From mboxrd@z Thu Jan  1 00:00:00 1970
From: Coly Li <colyli@suse.de>
Subject: Re: [PATCH] bcache: recover data from backing device when read
 request hit clean
Date: Fri, 17 Nov 2017 21:22:05 +0800
Message-ID: <dc4a100c-e1c0-ff9b-4a13-a90faf8a9d06@suse.de>
References: <CAPGwLLNwG+kLT9_QaCL5PBLS0a6K-x-iog+ON2pArUQWr1rWTg@mail.gmail.com>
 <dc6f513b-cca3-a37d-3379-2e12df21e825@suse.de>
 <CAPGwLLPmUiz-6xjur5jPAn1QLvkJY23QcsPCNvK+4+BVubWYnw@mail.gmail.com>
 <D393CD04-8C7A-4A8C-B23A-6C68D5544E34@profihost.ag>
 <CAPGwLLNTwZ1WrRVqwaLK5h8Ovj5SN5-Y-2qja843hwx2kJCAUQ@mail.gmail.com>
 <54dbc609-b448-68f6-bd9a-676fd5d21151@ehuk.net>
Mime-Version: 1.0
Content-Type: text/plain; charset=utf-8
Content-Transfer-Encoding: 8bit
Return-path: <linux-bcache-owner@vger.kernel.org>
Received: from mx2.suse.de ([195.135.220.15]:40472 "EHLO mx2.suse.de"
        rhost-flags-OK-OK-OK-OK) by vger.kernel.org with ESMTP
        id S1756629AbdKQNWT (ORCPT <rfc822;linux-bcache@vger.kernel.org>);
        Fri, 17 Nov 2017 08:22:19 -0500
In-Reply-To: <54dbc609-b448-68f6-bd9a-676fd5d21151@ehuk.net>
Content-Language: en-US
Sender: linux-bcache-owner@vger.kernel.org
List-Id: linux-bcache@vger.kernel.org
To: Eddie Chapman <eddie@ehuk.net>
Cc: Rui Hua <huarui.dev@gmail.com>, Stefan Priebe - Profihost AG <s.priebe@profihost.ag>, Coly Li <i@coly.li>, Michael Lyle <mlyle@lyle.org>, Kent Overstreet <kent.overstreet@gmail.com>, linux-bcache@vger.kernel.org, linux-block@vger.kernel.org

On 17/11/2017 8:57 PM, Eddie Chapman wrote:
> On 17/11/17 10:20, Rui Hua wrote:
>> Hi, Stefan
>>
>> 2017-11-17 16:28 GMT+08:00 Stefan Priebe - Profihost AG
>> <s.priebe@profihost.ag>:
>>> I‘m getting the same xfs error message under high load.
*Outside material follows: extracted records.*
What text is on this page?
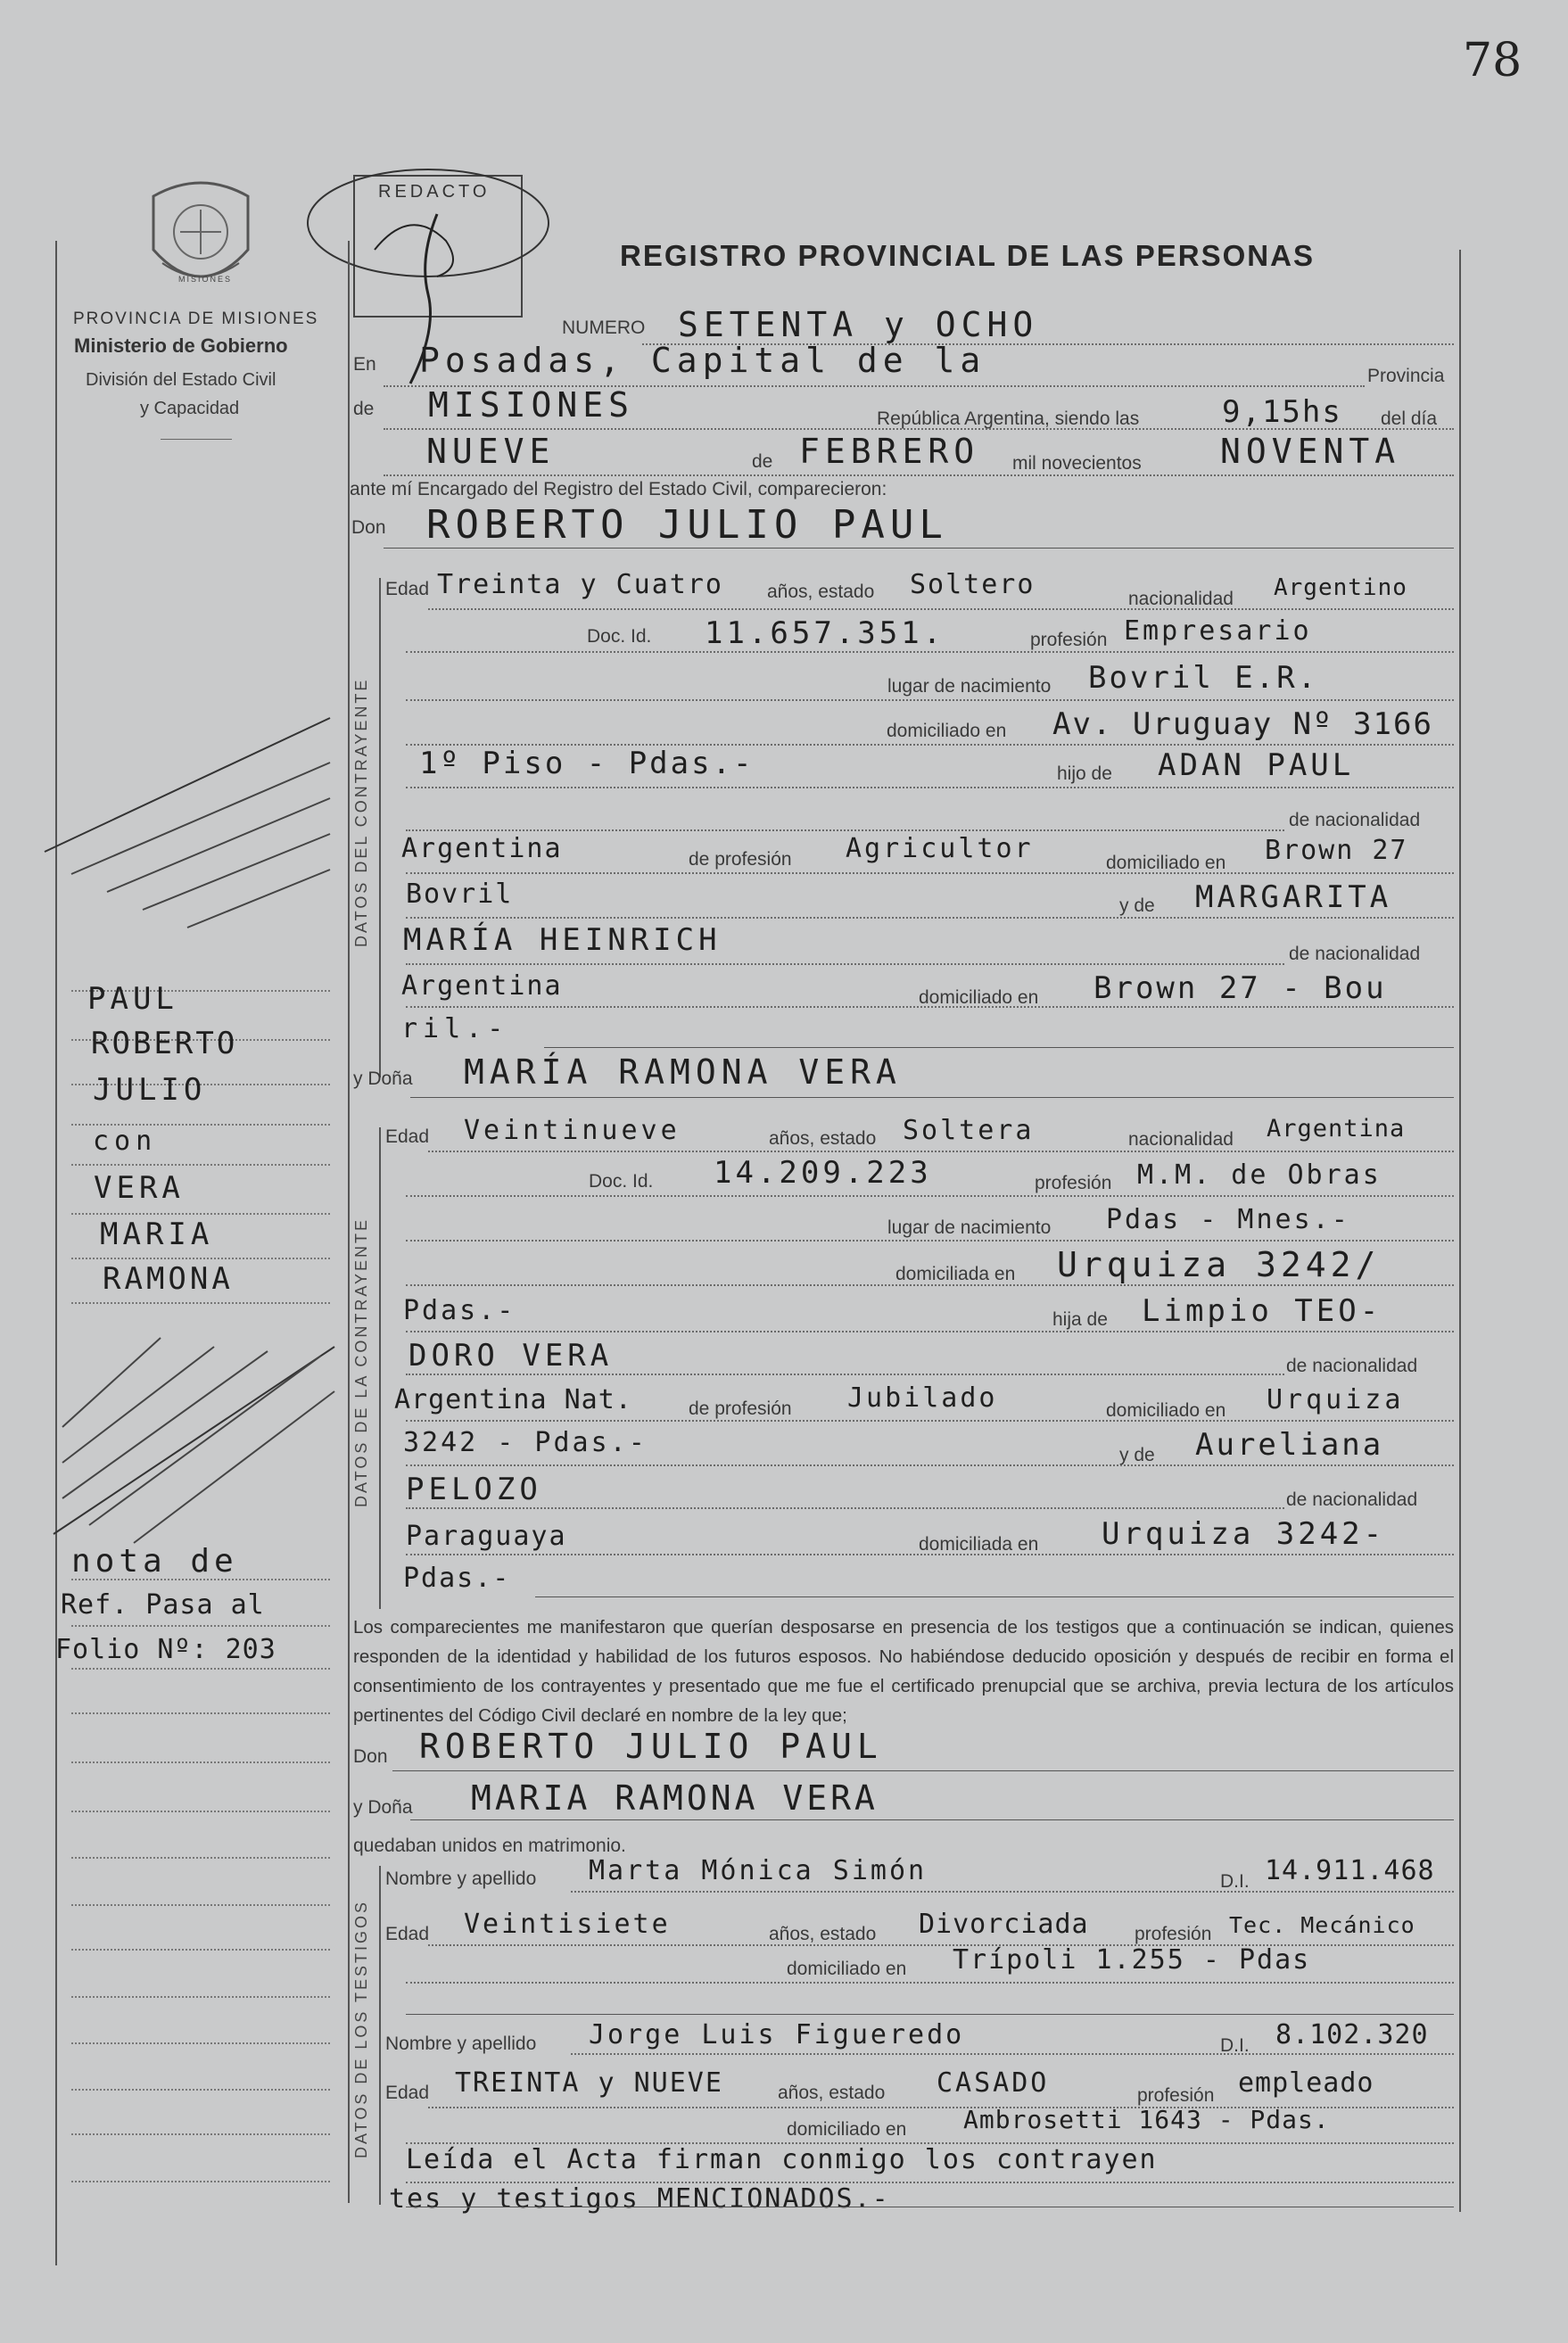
78
MISIONES
PROVINCIA DE MISIONES
Ministerio de Gobierno
División del Estado Civil
y Capacidad
REDACTO
REGISTRO PROVINCIAL DE LAS PERSONAS
NUMERO SETENTA y OCHO
En Posadas, Capital de la	Provincia
de MISIONES	República Argentina, siendo las	9,15hs del día
NUEVE	de FEBRERO mil novecientos NOVENTA
ante mí Encargado del Registro del Estado Civil, comparecieron:
Don ROBERTO JULIO PAUL
DATOS DEL CONTRAYENTE
Edad Treinta y Cuatro años, estado Soltero	nacionalidad Argentino
Doc. Id. 11.657.351.	profesión Empresario
lugar de nacimiento Bovril E.R.
domiciliado en Av. Uruguay Nº 3166
1º Piso - Pdas.-	hijo de ADAN PAUL
de nacionalidad
Argentina	de profesión Agricultor	domiciliado en Brown 27
Bovril	y de MARGARITA
MARÍA HEINRICH	de nacionalidad
Argentina	domiciliado en Brown 27 - Bou
ril.-
y Doña MARÍA RAMONA VERA
DATOS DE LA CONTRAYENTE
Edad Veintinueve	años, estado Soltera	nacionalidad Argentina
Doc. Id. 14.209.223	profesión M.M. de Obras
lugar de nacimiento Pdas - Mnes.-
domiciliada en Urquiza 3242/
Pdas.-	hija de Limpio TEO-
DORO VERA	de nacionalidad
Argentina Nat.	de profesión Jubilado	domiciliado en Urquiza
3242 - Pdas.-	y de Aureliana
PELOZO	de nacionalidad
Paraguaya	domiciliada en Urquiza 3242-
Pdas.-
Los comparecientes me manifestaron que querían desposarse en presencia de los testigos que a continuación se indican, quienes responden de la identidad y habilidad de los futuros esposos. No habiéndose deducido oposición y después de recibir en forma el consentimiento de los contrayentes y presentado que me fue el certificado prenupcial que se archiva, previa lectura de los artículos pertinentes del Código Civil declaré en nombre de la ley que;
Don ROBERTO JULIO PAUL
y Doña MARIA RAMONA VERA
quedaban unidos en matrimonio.
DATOS DE LOS TESTIGOS
Nombre y apellido Marta Mónica Simón	D.I. 14.911.468
Edad Veintisiete	años, estado Divorciada profesión Tec. Mecánico
domiciliado en Trípoli 1.255 - Pdas
Nombre y apellido Jorge Luis Figueredo	D.I. 8.102.320
Edad TREINTA y NUEVE	años, estado CASADO	profesión empleado
domiciliado en Ambrosetti 1643 - Pdas.
Leída el Acta firman conmigo los contrayen
tes y testigos MENCIONADOS.-
PAUL
ROBERTO
JULIO
con
VERA
MARIA
RAMONA
nota de
Ref. Pasa al
Folio Nº: 203
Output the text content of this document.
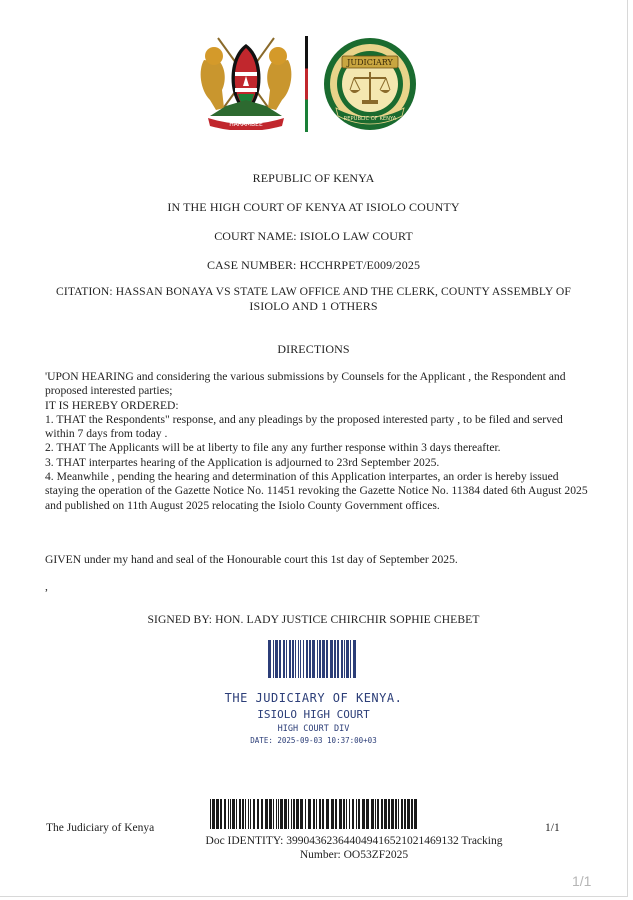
HARAMBEE
JUDICIARY
REPUBLIC OF KENYA
REPUBLIC OF KENYA
IN THE HIGH COURT OF KENYA AT ISIOLO COUNTY
COURT NAME: ISIOLO LAW COURT
CASE NUMBER: HCCHRPET/E009/2025
CITATION: HASSAN BONAYA VS STATE LAW OFFICE AND THE CLERK, COUNTY ASSEMBLY OF
ISIOLO AND 1 OTHERS
DIRECTIONS

'UPON HEARING and considering the various submissions by Counsels for the Applicant , the Respondent and proposed interested parties;

IT IS HEREBY ORDERED:

1. THAT the Respondents" response, and any pleadings by the proposed interested party , to be filed and served within 7 days from today .

2. THAT The Applicants will be at liberty to file any any further response within 3 days thereafter.

3. THAT interpartes hearing of the Application is adjourned to 23rd September 2025.

4. Meanwhile , pending the hearing and determination of this Application interpartes, an order is hereby issued staying the operation of the Gazette Notice No. 11451 revoking the Gazette Notice No. 11384 dated 6th August 2025 and published on 11th August 2025 relocating the Isiolo County Government offices.

GIVEN under my hand and seal of the Honourable court this 1st day of September 2025.
,
SIGNED BY: HON. LADY JUSTICE CHIRCHIR SOPHIE CHEBET
THE JUDICIARY OF KENYA.
ISIOLO HIGH COURT
HIGH COURT DIV
DATE: 2025-09-03 10:37:00+03
The Judiciary of Kenya	1/1
Doc IDENTITY: 3990436236440494165210214691​32 Tracking
Number: OO53ZF2025
1/1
Does this
>>> patch fix
>>> it?
>>>
>> Did you applied the patch "bcache: only permit to recovery read error
>> when cache device is clean" ?
>> If you did, maybe this patch can fix it. And you'd better check
>> /sys/fs/bcache/XXX/internal/cache_read_races in your environment,
>> meanwhile, it should not be zero when you get that err message.
> 
> Hi all,
> 
> I have 3 servers running a very recent 4.9 stable release, with several
> recent bcache patches cherry picked, including V4 of "bcache: only
> permit to recovery read error when cache device is clean".
> 
> In the 3 weeks since using these cherry picks I've experienced a very
> small number of isolated read errors in the layer above bcache, on all 3
> servers.
> 
> On one of the servers, 2 out of the 6 bcache resources have a value of 1
> in /sys/fs/bcache/XXX/internal/cache_read_races, and it is on these same
> 2 bcache resources where one read error has occurred on the upper layer.
> The other 4 bcache resources have 0 in cache_read_races and I haven't
> had any read errors on the layers above them.
> 
> On another server, I have 1 bcache resource out of 10 with a value of 5
> in /sys/fs/bcache/XXX/internal/cache_read_races, and it is on that
> bcache resource where a read error occurred on one occasion. The other 9
> bcache resources have 0 in cache_read_races, and no read errors have
> occurred on the layers above any of them.
> 
> On the 3rd server where some read errors occurred, I cannot verify if
> there were positive values in cache_read_races as I moved the data from
> there onto other storage, and shut down the bcache resources where the
> errors occurred.
> 
> If I can provide any other info which might help with this issue, please
> let me know.

Hi Eddie,

This is very informative, thank you so much :-)

Coly Li